27 September 2017

The Dutch Sapphire Necklace Tiara

Michel Porro/Getty Images

As our celebration of September's birthstone draws to a close, we've got an especially innovative tiara creation on tap. Today’s sparkler, the Dutch Sapphire Necklace Tiara, is actually composed of a sapphire necklace supplemented by elements from another dismantled sapphire jewel.




Princess Juliana wears the shorter version of the necklace with the family's grand sapphire tiara in 1937 (Wikimedia Commons)

While the necklace was not worn in public as a tiara until 2009, it has a much longer history. It began as a choker of diamonds and eleven sapphires and was purchased for Queen Emma by her husband, King Willem III. Along with other sapphire and diamond jewels, it was collected into a married parure. Occasionally a sapphire pendant was added to the center of the piece.


Queen Juliana wears the longer version of the necklace in 1955 (AFP/Getty Images)

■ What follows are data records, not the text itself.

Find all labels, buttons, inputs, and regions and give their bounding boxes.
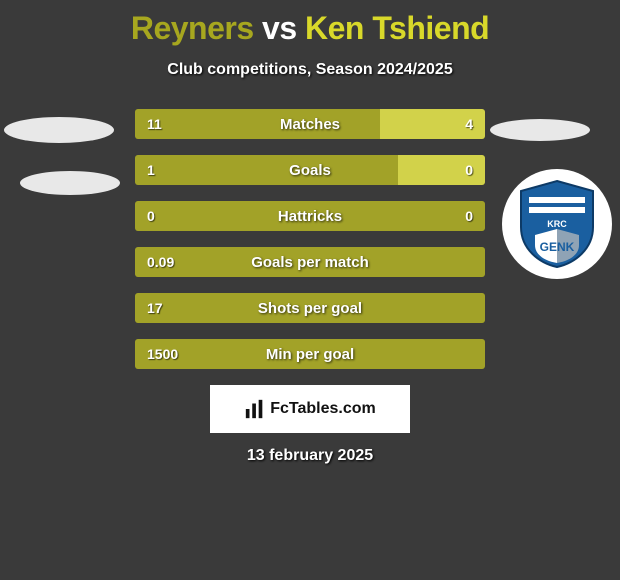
chart-icon xyxy=(244,398,266,420)
title-right-player: Ken Tshiend xyxy=(305,10,489,46)
brand-badge[interactable]: FcTables.com xyxy=(210,385,410,433)
club-badge: KRC GENK xyxy=(502,169,612,279)
page: Reyners vs Ken Tshiend Club competitions… xyxy=(0,0,620,580)
title-left-player: Reyners xyxy=(131,10,254,46)
stat-right-value: 4 xyxy=(380,109,485,139)
stat-bar-min-per-goal: 1500 Min per goal xyxy=(135,339,485,369)
stat-left-value: 1 xyxy=(135,155,398,185)
stat-bar-goals: 1 0 Goals xyxy=(135,155,485,185)
subtitle: Club competitions, Season 2024/2025 xyxy=(0,61,620,79)
stat-left-value: 11 xyxy=(135,109,380,139)
player-left-avatar-placeholder-2 xyxy=(20,171,120,195)
date-text: 13 february 2025 xyxy=(135,447,485,465)
stat-bar-shots-per-goal: 17 Shots per goal xyxy=(135,293,485,323)
page-title: Reyners vs Ken Tshiend xyxy=(0,0,620,47)
stat-left-value: 17 xyxy=(135,293,485,323)
stat-left-value: 1500 xyxy=(135,339,485,369)
stats-bars: 11 4 Matches 1 0 Goals 0 0 Hattricks 0.0… xyxy=(135,109,485,465)
club-badge-icon: KRC GENK xyxy=(517,179,597,269)
stat-bar-hattricks: 0 0 Hattricks xyxy=(135,201,485,231)
svg-text:KRC: KRC xyxy=(547,219,567,229)
player-right-avatar-placeholder xyxy=(490,119,590,141)
svg-text:GENK: GENK xyxy=(540,240,575,254)
stat-bar-goals-per-match: 0.09 Goals per match xyxy=(135,247,485,277)
title-vs: vs xyxy=(254,10,305,46)
stat-right-value: 0 xyxy=(398,155,486,185)
player-left-avatar-placeholder-1 xyxy=(4,117,114,143)
stat-right-value: 0 xyxy=(465,208,473,224)
stat-left-full: 0 0 xyxy=(135,201,485,231)
stat-bar-matches: 11 4 Matches xyxy=(135,109,485,139)
stat-left-value: 0 xyxy=(147,208,155,224)
brand-text: FcTables.com xyxy=(270,400,376,418)
stat-left-value: 0.09 xyxy=(135,247,485,277)
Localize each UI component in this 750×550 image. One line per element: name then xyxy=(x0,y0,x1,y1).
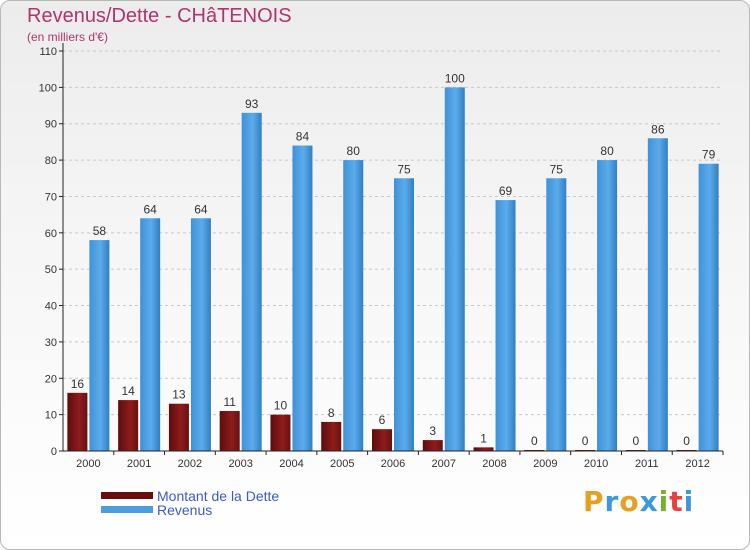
bar-dette-2004 xyxy=(270,414,291,451)
bar-dette-2006 xyxy=(372,429,392,451)
y-tick-label: 100 xyxy=(39,82,57,94)
chart-subtitle: (en milliers d'€) xyxy=(27,30,108,44)
logo-letter: P xyxy=(583,485,605,518)
y-tick-label: 0 xyxy=(51,446,57,458)
bar-dette-2003 xyxy=(219,411,240,451)
bar-revenus-2009 xyxy=(546,178,567,452)
data-label-revenus-2010: 80 xyxy=(600,144,614,158)
x-tick-label: 2008 xyxy=(482,458,506,470)
bar-revenus-2011 xyxy=(647,138,668,452)
data-label-revenus-2004: 84 xyxy=(296,130,310,144)
data-label-dette-2001: 14 xyxy=(121,384,135,398)
data-label-revenus-2006: 75 xyxy=(397,162,411,176)
data-label-dette-2006: 6 xyxy=(379,413,386,427)
data-label-dette-2009: 0 xyxy=(531,434,538,448)
y-tick-label: 70 xyxy=(45,191,57,203)
logo-letter: i xyxy=(683,485,695,518)
bar-revenus-2001 xyxy=(140,218,161,451)
y-tick-label: 50 xyxy=(45,264,57,276)
data-label-dette-2002: 13 xyxy=(172,388,186,402)
bar-revenus-2007 xyxy=(444,87,465,451)
legend-label-revenus: Revenus xyxy=(157,502,213,518)
x-tick-label: 2011 xyxy=(635,458,659,470)
y-tick-label: 60 xyxy=(45,228,57,240)
data-label-revenus-2011: 86 xyxy=(651,122,665,136)
logo-letter: t xyxy=(669,485,684,518)
x-tick-label: 2010 xyxy=(584,458,608,470)
x-tick-label: 2001 xyxy=(127,458,151,470)
bar-revenus-2012 xyxy=(698,163,719,451)
data-label-dette-2004: 10 xyxy=(274,399,288,413)
y-tick-label: 30 xyxy=(45,337,57,349)
bar-revenus-2002 xyxy=(190,218,211,451)
y-tick-label: 80 xyxy=(45,155,57,167)
bar-dette-2000 xyxy=(67,392,88,451)
legend-label-dette: Montant de la Dette xyxy=(157,488,280,504)
data-label-revenus-2003: 93 xyxy=(245,97,259,111)
chart-title: Revenus/Dette - CHâTENOIS xyxy=(27,5,292,27)
data-label-revenus-2007: 100 xyxy=(445,71,465,85)
logo-letter: x xyxy=(639,485,659,518)
data-label-revenus-2000: 58 xyxy=(93,224,107,238)
x-tick-label: 2009 xyxy=(533,458,557,470)
data-label-revenus-2001: 64 xyxy=(143,202,157,216)
data-label-revenus-2008: 69 xyxy=(499,184,513,198)
bar-revenus-2003 xyxy=(241,112,262,452)
x-tick-label: 2006 xyxy=(381,458,405,470)
data-label-dette-2005: 8 xyxy=(328,406,335,420)
x-tick-label: 2003 xyxy=(228,458,252,470)
logo-letter: r xyxy=(604,485,620,518)
y-tick-label: 20 xyxy=(45,373,57,385)
logo-letter: o xyxy=(619,485,640,518)
bar-revenus-2006 xyxy=(394,178,414,452)
x-tick-label: 2005 xyxy=(330,458,354,470)
data-label-dette-2010: 0 xyxy=(582,434,589,448)
x-tick-label: 2002 xyxy=(178,458,202,470)
x-tick-label: 2012 xyxy=(685,458,709,470)
data-label-revenus-2012: 79 xyxy=(702,148,716,162)
x-tick-label: 2004 xyxy=(279,458,303,470)
x-tick-label: 2007 xyxy=(432,458,456,470)
bar-revenus-2004 xyxy=(292,145,313,451)
bar-revenus-2000 xyxy=(89,240,110,451)
bar-dette-2001 xyxy=(118,400,139,451)
proxiti-logo: Proxiti xyxy=(583,485,694,518)
bar-dette-2008 xyxy=(473,447,494,451)
data-label-dette-2003: 11 xyxy=(223,395,236,409)
bar-revenus-2010 xyxy=(597,160,618,451)
data-label-dette-2012: 0 xyxy=(683,434,690,448)
bar-dette-2007 xyxy=(422,440,443,451)
bar-revenus-2008 xyxy=(495,200,516,451)
data-label-revenus-2002: 64 xyxy=(194,202,208,216)
y-tick-label: 40 xyxy=(45,301,57,313)
legend-swatch-revenus xyxy=(101,506,153,513)
data-label-dette-2007: 3 xyxy=(429,424,436,438)
data-label-dette-2011: 0 xyxy=(633,434,640,448)
data-label-revenus-2009: 75 xyxy=(550,162,564,176)
data-label-dette-2008: 1 xyxy=(480,431,487,445)
data-label-revenus-2005: 80 xyxy=(347,144,361,158)
y-tick-label: 90 xyxy=(45,119,57,131)
bar-revenus-2005 xyxy=(343,160,364,451)
y-tick-label: 110 xyxy=(39,46,57,58)
legend-swatch-dette xyxy=(101,492,153,499)
bar-dette-2005 xyxy=(321,421,342,451)
x-tick-label: 2000 xyxy=(76,458,100,470)
logo-letter: i xyxy=(658,485,670,518)
y-tick-label: 10 xyxy=(45,410,57,422)
data-label-dette-2000: 16 xyxy=(71,377,85,391)
bar-dette-2002 xyxy=(168,403,189,451)
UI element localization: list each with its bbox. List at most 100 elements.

The choker necklace was lengthened in the first half of the twentieth century; with the extra length added, it can still be worn either with or without the pendant. Above, Queen Juliana wears the lengthened version of the necklace in a 1955 portrait.


Michel Porro/Getty Images

The tiara is topped by five lozenge-shaped sapphire and diamond ornaments. These pieces came from another item altogether: part of the sapphire and diamond “wedding gift parure” that was made by Israel and Hoetig and given to Queen Wilhelmina on behalf of the people of the Netherlands when she married in 1901. (Read more about the set over here!) The five pieces were originally sections of the necklace from that parure, which was broken up in 1962 and used to make other smaller pieces of jewelry for the four daughters of Queen Juliana.


Maxima wears the tiara in 2010 (Jens Nørgaard Larsen/AFP/Getty Images)

Princess Margriet began wearing the new tiara in 2009, and since then, both she and Queen Maxima have sported the sparkler at various occasions. Maxima chose the tiara for one of the biggest royal events of 2010: the 70th birthday celebrations for Queen Margrethe II of Denmark.


Beatrix wears the tiara during an official visit from the Prince of Monaco, 2014 (FRANK VAN BEEK/AFP/Getty Images)

And in 2014, Princess Beatrix wore the piece for the first time during the official visit from Prince Albert II of Monaco. In a collection full of major (and sometimes tough-to-wear) tiaras, I'd predict that innovative smaller pieces like this will be more and more useful in the coming years -- especially when there are three young Dutch princesses attending tiara events.

Note: This is an updated version of an earlier post, with new text and images.